1.60 seksinrichting:

een gelegenheid waarin beroepsmatig, bedrijfsmatig of in clubverband:

  • a. voorstellingen en/of vertoningen van hoofdzakelijk porno-erotische aard plaatsvinden, en/of;
  • b. verkoop en/of uitstalling van hoofdzakelijk goederen van porno-erotische aard plaatsheeft, en/of;
  • c. seksuele diensten/handelingen (van welke aard dan ook) worden verricht;
1.61 site sharing:

het delen van een locatie door meerdere gebruikers, in het geval van antennemasten het delen van een mast door meerdere mobiele telefonieaanbieders;

1.62 smartshop/growshop:

een bedrijf waar bedrijfsmatig psychoactieve middelen en/of benodigdheden voor de kweek van hennep en/of andere verdovende middelen te koop worden aangeboden, verstrekt of geleverd;

1.63 standplaats:

een in of op het terrein aangegeven, zichtbaar gemarkeerde plek, door middel van nummering, stroomvoorzieningen, erfafscheiding of anderszins, voor het plaatsen of geplaatst houden van maximaal één kampeermiddel ten behoeve van tijdelijk recreatief nachtverblijf;

1.64 veldschuur/schuilgelegenheid:

een overdekte ruimte die maximaal aan drie zijden is omsloten door wanden, waarvan het/de betreffende dier(en) gebruik moet kunnen maken in geval van weidegang, met als doel bescherming tegen extreme weersomstandigheden in zowel zomer als winter uit oogpunt van dierenwelzijn. Daarbij is in en nabij de veldschuur/schuilgelegenheid geen opslag toegestaan met uitzondering van voer en stro in de veldschuur/schuilgelegenheid;

1.65 verblijfsrecreatie:

het nachtverblijf voor recreatieve doeleinden buiten de eerste woning, waarbij ten minste een nacht wordt doorgebracht, met uitzondering van overnachtingen bij familie en kennissen;

1.66 voorzieningengebouw:

een gebouw ten dienste van de verblijfsrecreatie waarbinnen, mits ondergeschikt en inherent aan de verblijfsrecreatieve functie, onder meer de volgende functies zijn toegestaan: receptie, horeca, winkel, fietsenverhuur, fitness en sauna, facilitaire zaken, opslag, kantoor en een beheerderswoning;

1.67 wabo:

de Wet algemene bepalingen omgevingsrecht welke op 1 oktober 2010 in werking is getreden;

1.68 woning:

een complex van ruimten, krachtens zijn indeling geschikt en bestemd voor de huisvesting van één huishouding.

Artikel 2 Wijze van meten

Bij de toepassing van deze voorschriften wordt als volgt gemeten:

2.1 lengte, breedte en diepte van een bouwwerk:

de buitenwerks (tussen de buitenzijde van de gevels en/of het hart van de scheidingsmuren) gemeten afstand.

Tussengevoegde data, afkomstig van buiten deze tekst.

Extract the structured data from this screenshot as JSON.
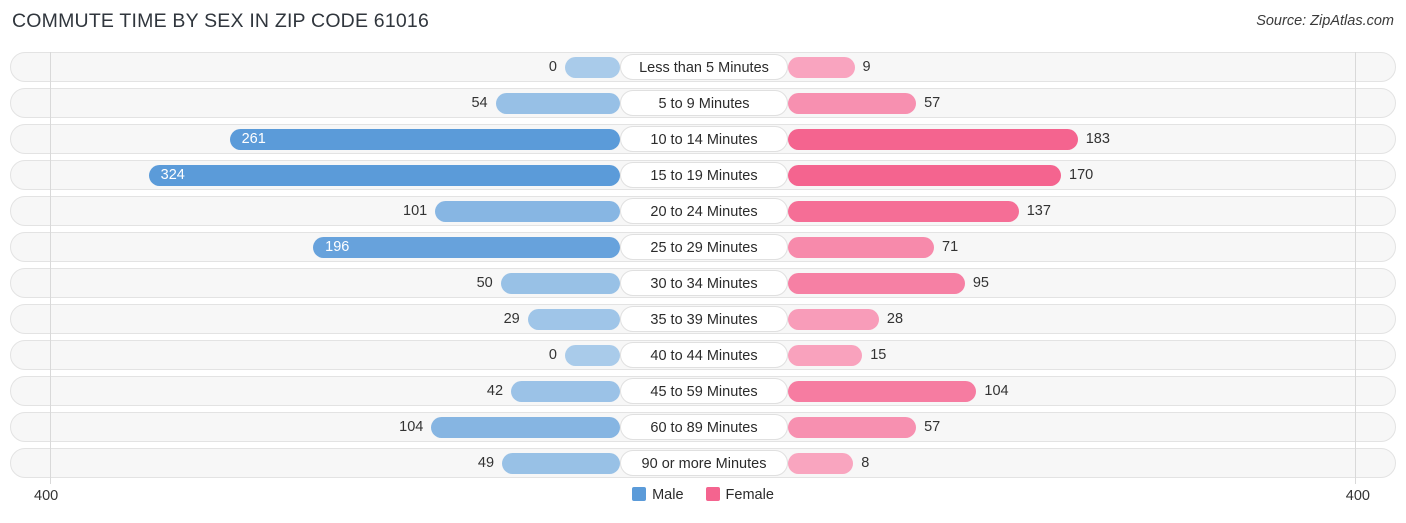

2.2 bouwhoogte van een bouwwerk:

vanaf het peil tot aan het hoogste punt van een gebouw of van een bouwwerk, geen gebouw zijnde, met uitzondering van ondergeschikte bouwonderdelen, zoals schoorstenen, antennes en naar de aard daarmee gelijk te stellen bouwonderdelen.

2.3 goothoogte van een bouwwerk:

vanaf het peil tot aan de bovenkant van de goot, c.q. de druiplijn, het boeiboord of een daarmee gelijk te stellen constructiedeel.

2.4 dakhelling:

langs het dakvlak ten opzichte van het horizontale vlak.

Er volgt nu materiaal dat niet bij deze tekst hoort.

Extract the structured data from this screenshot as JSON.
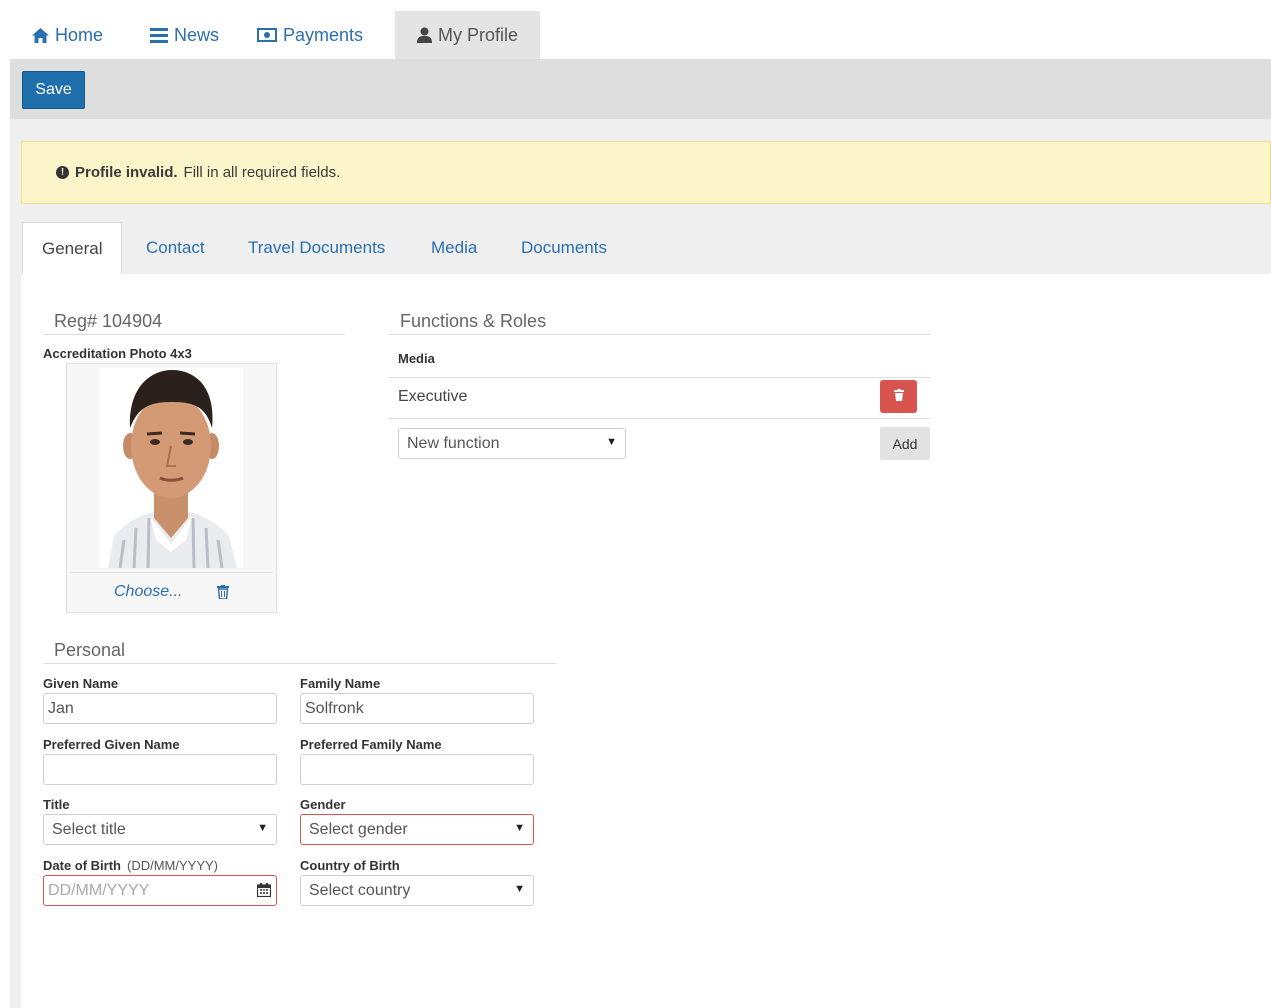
{
  "nav": {
    "items": [
      {
        "label": "Home",
        "icon": "home-icon"
      },
      {
        "label": "News",
        "icon": "news-icon"
      },
      {
        "label": "Payments",
        "icon": "money-icon"
      },
      {
        "label": "My Profile",
        "icon": "user-icon",
        "active": true
      }
    ]
  },
  "toolbar": {
    "save_label": "Save"
  },
  "alert": {
    "strong": "Profile invalid.",
    "text": "Fill in all required fields."
  },
  "tabs": [
    "General",
    "Contact",
    "Travel Documents",
    "Media",
    "Documents"
  ],
  "general": {
    "reg": "Reg# 104904",
    "photo_label": "Accreditation Photo 4x3",
    "choose_label": "Choose...",
    "functions": {
      "title": "Functions & Roles",
      "header": "Media",
      "items": [
        "Executive"
      ],
      "new_function_placeholder": "New function",
      "add_label": "Add"
    },
    "personal": {
      "title": "Personal",
      "given_name_label": "Given Name",
      "given_name_value": "Jan",
      "family_name_label": "Family Name",
      "family_name_value": "Solfronk",
      "pref_given_label": "Preferred Given Name",
      "pref_given_value": "",
      "pref_family_label": "Preferred Family Name",
      "pref_family_value": "",
      "title_label": "Title",
      "title_placeholder": "Select title",
      "gender_label": "Gender",
      "gender_placeholder": "Select gender",
      "dob_label": "Date of Birth",
      "dob_hint": "(DD/MM/YYYY)",
      "dob_placeholder": "DD/MM/YYYY",
      "country_label": "Country of Birth",
      "country_placeholder": "Select country"
    }
  },
  "colors": {
    "accent": "#1f6fad",
    "link": "#2a6fb0",
    "danger": "#d9534f",
    "alert_bg": "#fcf5c9"
  }
}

2.5 oppervlakte van een bouwwerk:

tussen de buitenwerkse gevelvlakken en/of het hart van de scheidingsmuren, neerwaarts geprojecteerd op het gemiddelde niveau van het afgewerkte bouwterrein ter plaatse van het bouwwerk.

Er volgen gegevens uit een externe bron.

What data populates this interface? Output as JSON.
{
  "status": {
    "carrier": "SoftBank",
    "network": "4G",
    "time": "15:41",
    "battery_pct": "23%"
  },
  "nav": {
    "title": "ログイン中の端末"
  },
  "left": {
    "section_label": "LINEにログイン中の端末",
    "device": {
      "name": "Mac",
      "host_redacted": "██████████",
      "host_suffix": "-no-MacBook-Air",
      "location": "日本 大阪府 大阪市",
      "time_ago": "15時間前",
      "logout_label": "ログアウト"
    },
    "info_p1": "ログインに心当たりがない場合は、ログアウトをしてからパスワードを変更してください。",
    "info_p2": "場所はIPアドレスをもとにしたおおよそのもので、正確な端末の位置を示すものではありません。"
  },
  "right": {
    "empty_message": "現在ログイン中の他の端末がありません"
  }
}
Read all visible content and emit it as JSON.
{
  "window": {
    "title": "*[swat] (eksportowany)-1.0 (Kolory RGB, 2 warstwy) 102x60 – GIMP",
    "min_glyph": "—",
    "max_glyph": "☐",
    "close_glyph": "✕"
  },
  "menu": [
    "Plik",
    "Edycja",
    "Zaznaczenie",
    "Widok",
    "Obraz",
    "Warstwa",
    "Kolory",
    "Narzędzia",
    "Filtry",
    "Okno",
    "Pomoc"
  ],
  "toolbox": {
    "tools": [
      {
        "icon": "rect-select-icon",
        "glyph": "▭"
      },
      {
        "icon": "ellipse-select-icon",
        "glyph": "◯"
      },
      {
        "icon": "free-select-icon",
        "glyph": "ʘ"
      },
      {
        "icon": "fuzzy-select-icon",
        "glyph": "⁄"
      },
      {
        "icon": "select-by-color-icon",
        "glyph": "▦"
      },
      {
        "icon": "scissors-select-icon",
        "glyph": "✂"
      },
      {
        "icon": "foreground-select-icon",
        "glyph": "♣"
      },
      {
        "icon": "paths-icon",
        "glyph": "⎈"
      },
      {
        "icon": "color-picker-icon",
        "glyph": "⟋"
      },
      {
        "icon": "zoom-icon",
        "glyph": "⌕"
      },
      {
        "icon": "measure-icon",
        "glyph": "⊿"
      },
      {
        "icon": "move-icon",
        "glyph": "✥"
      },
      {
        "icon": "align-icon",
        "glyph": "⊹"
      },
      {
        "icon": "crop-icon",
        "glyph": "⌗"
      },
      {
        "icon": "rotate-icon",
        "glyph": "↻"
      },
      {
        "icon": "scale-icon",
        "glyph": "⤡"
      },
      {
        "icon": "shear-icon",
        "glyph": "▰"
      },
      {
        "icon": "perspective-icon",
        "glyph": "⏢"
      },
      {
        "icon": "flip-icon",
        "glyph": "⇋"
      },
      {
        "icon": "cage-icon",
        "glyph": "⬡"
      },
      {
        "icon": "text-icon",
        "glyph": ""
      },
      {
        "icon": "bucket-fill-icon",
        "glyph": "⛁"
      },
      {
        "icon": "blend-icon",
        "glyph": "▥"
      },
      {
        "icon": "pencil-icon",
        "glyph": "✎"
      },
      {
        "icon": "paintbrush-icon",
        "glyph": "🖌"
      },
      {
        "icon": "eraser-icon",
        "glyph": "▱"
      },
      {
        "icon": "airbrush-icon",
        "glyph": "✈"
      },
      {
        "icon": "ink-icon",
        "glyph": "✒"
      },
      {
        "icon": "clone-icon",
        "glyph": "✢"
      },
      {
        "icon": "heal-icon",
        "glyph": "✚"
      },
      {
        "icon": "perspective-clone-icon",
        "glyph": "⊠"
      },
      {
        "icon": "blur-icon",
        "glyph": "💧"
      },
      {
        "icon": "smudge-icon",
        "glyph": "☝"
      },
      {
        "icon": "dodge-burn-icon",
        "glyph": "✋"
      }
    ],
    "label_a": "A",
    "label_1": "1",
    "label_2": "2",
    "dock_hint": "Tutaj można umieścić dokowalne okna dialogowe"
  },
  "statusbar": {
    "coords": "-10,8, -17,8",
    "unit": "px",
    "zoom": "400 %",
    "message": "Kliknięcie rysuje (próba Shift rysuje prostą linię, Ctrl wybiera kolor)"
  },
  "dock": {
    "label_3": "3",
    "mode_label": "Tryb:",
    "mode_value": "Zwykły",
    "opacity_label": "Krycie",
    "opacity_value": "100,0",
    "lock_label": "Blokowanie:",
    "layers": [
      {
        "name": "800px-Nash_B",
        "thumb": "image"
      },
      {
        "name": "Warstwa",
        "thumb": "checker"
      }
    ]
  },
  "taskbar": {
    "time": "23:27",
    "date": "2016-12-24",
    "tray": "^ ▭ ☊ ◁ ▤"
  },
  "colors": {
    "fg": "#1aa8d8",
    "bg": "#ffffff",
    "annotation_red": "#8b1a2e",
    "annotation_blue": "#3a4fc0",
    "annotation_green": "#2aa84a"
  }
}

2.6 inhoud van een bouwwerk:

tussen de onderzijde van de begane grondvloer, de buitenzijde van de gevels (en/of) het hart van de scheidingsmuren) en de buitenzijde van daken en dakkapellen.

2.7 afstand tot de zijdelingse bouwperceelgrens:

tussen de zijdelingse grenzen van een bouwperceel en enig punt van het op dat bouwperceel voorkomend (hoofd-)gebouw, waar die afstand het kortst is.

2.8 bebouwingspercentage:

het percentage van een bouwperceel dat met gebouwen mag worden bebouwd. Voor zover op de kaart bouwgrenzen zijn aangegeven wordt het bebouwingspercentage berekend over het gebied binnen de bouwgrenzen.

2.9 ondergrondse bouwdiepte van een bouwwerk:

vanaf peil tot het diepste punt van het bouwwerk, de fundering niet meegerekend.

2.10 toepassing ondergeschikte bouwdelen:

bij de toepassing van het bepaalde ten aanzien van het bouwen worden ondergeschikte bouwdelen als plinten, pilasters, kozijnen, gevelversieringen, ventilatiekanalen, schoorstenen, gevel- en kroonlijsten en overstekende daken buiten beschouwing gelaten, tot een maximum van 1,50 m.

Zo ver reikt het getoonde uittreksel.